Diante da situação do orçamento de 2023, não era necessária uma recomposição?
Depende para quê. Se fosse única e exclusivamente para manter o Bolsa Família em R$ 600, bastariam R$ 70 bilhões. Como é possível que o Brasil gaste 20% do PIB e falta dinheiro? Falta vontade de ligar com outros problemas. Não posso imaginar que todo esse gasto seja útil e eficitente. A proposta tem objetivos meritórios, ninguém é contra cuidar dos pobres. Mas o Brasil precisa aprender a cuidar melhor do dinheiro. Quanto colocou? Qual o resultado? Não se mede isso. A expansão fiscal pode ser a mais meritória do mundo, mas significa que, tudo o mais mantido, vai virar mais juro ou mais inflação.
Muitos economistas veem necessidade de reduzir desonerações tributárias, mas há barreiras políticas para avançar nessa área, não?
Sem dúvida, há vários desonerações, como Simples e Zona Franca de Manaus. Em outro contexto, o Doria (ex-governador de São Paulo) ensaiou retirar isenções e quase houve uma revolução, chamaram de impostaço. E é bom lembrar que boa parte dessas isenções, não todas, claro, veio do período do Mantega. Mas é preciso reavaliar desonerações, ver se vale a pena, se não vale. Precisa fazer a conta, quanto se deixa de arrecadar, quanto teve de retorno. Até agora não teve. E acredito que não terá.

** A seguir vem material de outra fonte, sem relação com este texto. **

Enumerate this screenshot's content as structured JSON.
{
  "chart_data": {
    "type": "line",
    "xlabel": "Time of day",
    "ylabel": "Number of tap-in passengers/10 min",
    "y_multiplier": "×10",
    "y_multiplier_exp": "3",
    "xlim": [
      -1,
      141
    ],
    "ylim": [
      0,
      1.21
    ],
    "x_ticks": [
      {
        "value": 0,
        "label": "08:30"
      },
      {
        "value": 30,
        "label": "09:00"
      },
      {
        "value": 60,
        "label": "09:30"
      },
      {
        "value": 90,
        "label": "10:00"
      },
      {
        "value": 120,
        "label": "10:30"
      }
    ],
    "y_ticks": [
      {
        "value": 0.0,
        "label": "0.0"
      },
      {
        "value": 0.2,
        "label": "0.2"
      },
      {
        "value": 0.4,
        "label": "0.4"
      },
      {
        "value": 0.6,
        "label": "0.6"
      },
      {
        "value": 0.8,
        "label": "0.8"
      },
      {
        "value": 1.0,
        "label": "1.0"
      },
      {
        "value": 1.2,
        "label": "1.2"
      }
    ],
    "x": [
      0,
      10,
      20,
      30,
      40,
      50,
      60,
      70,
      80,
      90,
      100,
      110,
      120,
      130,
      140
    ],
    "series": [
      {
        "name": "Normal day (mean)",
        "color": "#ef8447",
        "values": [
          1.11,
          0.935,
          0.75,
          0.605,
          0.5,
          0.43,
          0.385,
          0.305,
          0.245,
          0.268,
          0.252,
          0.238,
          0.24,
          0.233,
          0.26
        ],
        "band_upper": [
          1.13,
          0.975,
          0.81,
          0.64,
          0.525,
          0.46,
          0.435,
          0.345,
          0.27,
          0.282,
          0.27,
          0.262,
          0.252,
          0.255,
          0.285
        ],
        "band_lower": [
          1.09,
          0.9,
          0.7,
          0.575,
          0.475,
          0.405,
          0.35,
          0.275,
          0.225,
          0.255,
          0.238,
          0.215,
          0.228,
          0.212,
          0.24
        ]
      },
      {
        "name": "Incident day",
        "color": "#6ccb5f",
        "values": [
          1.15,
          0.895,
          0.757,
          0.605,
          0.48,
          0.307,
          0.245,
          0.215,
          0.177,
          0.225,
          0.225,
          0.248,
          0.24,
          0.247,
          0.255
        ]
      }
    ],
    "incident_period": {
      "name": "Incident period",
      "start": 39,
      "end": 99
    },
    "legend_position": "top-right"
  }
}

Com a Fazenda definida, o que se espera para o Planejamento e a Indústria e Comércio, há chance de um nome mais comprometido com responsabilidade fiscal?
Alguns dos citados já disseram que não iriam, porque não teriam espaço para suas ideias. Mas deixa o mercado sonhar. Nesse momento, é melhor esquecer a bolsa. O foco tem de ser no juro futuro. É um mercado maior do que o da bolsa e reflete muito mais a preocupação macro. Na bolsa, pode estar ruim aqui, mas se as commodities (matérias-primas básicas) sobem, já vai junto. O mercado de juro projetava queda da Selic na segunda metade de 2023, porque os contratos de seis a 12 meses estava muito abaixo dos de zero a seis. A ideia era de que ia se manter a taxa de 13,75% até maio ou junho, depois ia cair. E não se alterou depois da eleição, mas depois da frase de Lula sobre o mercado. Agora, o juro de seis a 12 meses está igual ou maior do que o de zero a seis.